Tom Waits in The Dead Don’t Die
The Dead Don’t Die, which features a wonderful title song by Sturgill Simpson (who shows up, undead, dragging a guitar behind him), runs on mood rather than plot. And it’s not a terrible mood to be in. This is an end-of-the-world party with a stacked guest list (including the so far unmentioned Tom Waits as Hermit Bob). That party, though, only climbs off the coroner’s table about forty-five minutes in, which is also the point when we see Jarmusch’s wry take on the undead. In stark contrast to the faceless hordes that usually roam the genre, the zombies in The Dead Don’t Die are all individual characters with clear personal desires that extend beyond simply eating human flesh. The moaning walking undead are motivated by the things they loved while they were alive — the material pleasures that distracted them from the existential threats — and they chant about them to the point of self-identification.

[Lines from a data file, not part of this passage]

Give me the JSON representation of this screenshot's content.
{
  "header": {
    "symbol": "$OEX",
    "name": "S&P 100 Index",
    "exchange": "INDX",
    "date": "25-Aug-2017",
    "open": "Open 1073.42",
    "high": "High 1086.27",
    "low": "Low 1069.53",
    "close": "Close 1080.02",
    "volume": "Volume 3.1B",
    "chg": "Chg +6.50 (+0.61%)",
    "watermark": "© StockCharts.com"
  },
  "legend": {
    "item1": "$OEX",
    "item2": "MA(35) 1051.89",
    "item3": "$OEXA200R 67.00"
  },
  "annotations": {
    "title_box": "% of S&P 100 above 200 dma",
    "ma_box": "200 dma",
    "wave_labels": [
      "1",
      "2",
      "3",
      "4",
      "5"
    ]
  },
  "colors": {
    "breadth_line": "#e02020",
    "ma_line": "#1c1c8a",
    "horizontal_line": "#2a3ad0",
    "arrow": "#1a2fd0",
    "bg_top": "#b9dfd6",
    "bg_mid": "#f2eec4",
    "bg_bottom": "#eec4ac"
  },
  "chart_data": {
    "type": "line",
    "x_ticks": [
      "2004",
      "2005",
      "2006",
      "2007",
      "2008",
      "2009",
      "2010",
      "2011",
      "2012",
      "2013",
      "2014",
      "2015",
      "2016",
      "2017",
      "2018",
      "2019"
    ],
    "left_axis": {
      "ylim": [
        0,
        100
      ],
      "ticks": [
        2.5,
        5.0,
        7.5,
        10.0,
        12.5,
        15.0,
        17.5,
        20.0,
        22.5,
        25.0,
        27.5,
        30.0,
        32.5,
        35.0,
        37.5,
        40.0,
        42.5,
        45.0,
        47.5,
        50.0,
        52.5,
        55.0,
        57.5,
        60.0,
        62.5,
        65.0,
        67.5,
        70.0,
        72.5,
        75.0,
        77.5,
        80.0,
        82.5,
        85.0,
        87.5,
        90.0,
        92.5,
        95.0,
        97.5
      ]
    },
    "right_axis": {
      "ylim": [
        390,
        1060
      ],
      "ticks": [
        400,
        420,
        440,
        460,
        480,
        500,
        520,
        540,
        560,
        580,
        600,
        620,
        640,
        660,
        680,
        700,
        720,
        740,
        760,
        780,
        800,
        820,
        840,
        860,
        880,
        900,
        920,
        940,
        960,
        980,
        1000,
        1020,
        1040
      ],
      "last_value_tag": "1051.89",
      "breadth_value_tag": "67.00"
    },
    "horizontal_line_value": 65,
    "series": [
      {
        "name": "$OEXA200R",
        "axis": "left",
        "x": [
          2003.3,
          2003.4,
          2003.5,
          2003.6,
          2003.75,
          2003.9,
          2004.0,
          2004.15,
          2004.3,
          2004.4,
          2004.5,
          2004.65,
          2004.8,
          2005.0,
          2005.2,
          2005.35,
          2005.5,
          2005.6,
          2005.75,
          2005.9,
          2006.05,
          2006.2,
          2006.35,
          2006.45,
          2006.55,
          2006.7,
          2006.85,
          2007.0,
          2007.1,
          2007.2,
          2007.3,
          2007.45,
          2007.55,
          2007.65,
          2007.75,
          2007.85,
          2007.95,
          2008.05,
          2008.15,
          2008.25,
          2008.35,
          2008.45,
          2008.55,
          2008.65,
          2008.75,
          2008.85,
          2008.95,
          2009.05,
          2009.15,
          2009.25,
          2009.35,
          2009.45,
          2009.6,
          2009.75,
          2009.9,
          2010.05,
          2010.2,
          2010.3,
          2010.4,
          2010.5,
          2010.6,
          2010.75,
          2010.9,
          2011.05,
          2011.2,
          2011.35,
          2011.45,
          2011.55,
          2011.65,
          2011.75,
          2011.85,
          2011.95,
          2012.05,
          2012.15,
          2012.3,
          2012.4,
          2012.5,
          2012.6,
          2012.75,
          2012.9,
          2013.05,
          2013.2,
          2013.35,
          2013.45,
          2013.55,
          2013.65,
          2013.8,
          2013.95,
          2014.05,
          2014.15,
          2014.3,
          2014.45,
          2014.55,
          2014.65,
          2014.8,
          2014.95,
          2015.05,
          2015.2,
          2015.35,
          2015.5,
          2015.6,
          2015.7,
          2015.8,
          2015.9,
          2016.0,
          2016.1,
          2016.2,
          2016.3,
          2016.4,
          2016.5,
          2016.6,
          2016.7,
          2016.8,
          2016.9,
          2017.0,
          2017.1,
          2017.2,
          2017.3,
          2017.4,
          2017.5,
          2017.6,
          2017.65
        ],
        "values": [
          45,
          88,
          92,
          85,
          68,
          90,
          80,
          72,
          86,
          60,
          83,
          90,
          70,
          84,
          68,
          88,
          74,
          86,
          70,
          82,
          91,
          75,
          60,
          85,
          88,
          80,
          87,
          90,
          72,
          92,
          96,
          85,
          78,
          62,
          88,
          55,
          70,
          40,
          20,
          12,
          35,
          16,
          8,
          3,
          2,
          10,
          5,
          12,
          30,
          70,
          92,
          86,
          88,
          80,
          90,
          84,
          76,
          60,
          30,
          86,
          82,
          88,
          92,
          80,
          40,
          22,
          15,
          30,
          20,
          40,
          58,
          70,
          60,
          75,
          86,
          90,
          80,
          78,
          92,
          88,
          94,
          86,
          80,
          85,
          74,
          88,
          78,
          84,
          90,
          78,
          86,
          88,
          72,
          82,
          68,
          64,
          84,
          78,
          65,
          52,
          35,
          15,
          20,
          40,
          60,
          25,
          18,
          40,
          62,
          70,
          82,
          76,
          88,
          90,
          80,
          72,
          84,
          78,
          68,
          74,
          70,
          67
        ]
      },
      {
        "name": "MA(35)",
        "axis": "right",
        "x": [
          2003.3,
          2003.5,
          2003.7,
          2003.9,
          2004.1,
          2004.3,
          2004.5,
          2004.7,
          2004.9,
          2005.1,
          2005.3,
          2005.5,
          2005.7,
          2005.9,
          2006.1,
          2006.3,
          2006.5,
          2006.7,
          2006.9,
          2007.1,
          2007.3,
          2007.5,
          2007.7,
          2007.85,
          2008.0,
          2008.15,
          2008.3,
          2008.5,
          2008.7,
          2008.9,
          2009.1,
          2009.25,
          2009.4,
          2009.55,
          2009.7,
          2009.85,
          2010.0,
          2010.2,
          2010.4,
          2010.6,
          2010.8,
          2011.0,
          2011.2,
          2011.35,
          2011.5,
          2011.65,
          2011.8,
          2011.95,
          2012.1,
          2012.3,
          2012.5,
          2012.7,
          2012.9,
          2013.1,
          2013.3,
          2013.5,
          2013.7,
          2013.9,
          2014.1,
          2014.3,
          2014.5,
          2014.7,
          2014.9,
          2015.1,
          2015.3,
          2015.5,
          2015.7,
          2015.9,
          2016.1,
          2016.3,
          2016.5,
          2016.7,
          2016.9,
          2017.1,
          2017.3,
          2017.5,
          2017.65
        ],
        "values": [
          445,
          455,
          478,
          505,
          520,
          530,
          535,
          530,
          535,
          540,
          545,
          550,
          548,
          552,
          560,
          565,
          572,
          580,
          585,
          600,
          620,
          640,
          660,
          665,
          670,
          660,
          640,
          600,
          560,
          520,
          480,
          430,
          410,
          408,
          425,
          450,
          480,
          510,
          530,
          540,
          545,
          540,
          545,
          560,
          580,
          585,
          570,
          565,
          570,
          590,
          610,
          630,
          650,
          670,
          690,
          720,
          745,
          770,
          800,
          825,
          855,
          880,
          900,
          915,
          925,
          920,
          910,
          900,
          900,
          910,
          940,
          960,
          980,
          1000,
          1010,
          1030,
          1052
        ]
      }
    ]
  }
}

Iggy Pop, who seems to be playing himself, busts into the Centerville diner and groans about “coffee.” Zombie Carol Kane demands “chardonnay.” Many zombies hold iPhones; one even wants Xanax. Yeah, you get the joke. Very few of the gags inspire more than a light chuckle or a simple smirk (most, if not all, come from the scene-stealing dynamic between Driver and Murray). But visualized together in Frederick Elmes’ playful day-for-night cinematography, they collect into a morbidly amusing condemnation of a society of which Hermit Bob describes “sold its soul for a Gameboy.” But, as always, the things we own end up owning us; the only new wrinkle added is the idea that everyone seems to have burned their receipts. In Jarmusch’s view, the modern world has internalized its nearsightedness as more of a attribute than a bug, and it won’t be long until we’re all forced to pay for it. Like, Officer Peterson likes to say “This ain’t gonna end well.” A shaggy (un)deadpan zombie comedy, The Dead Don’t Die is at times too self-satisfied, but ultimately is a knowing genre-tweaking experiment.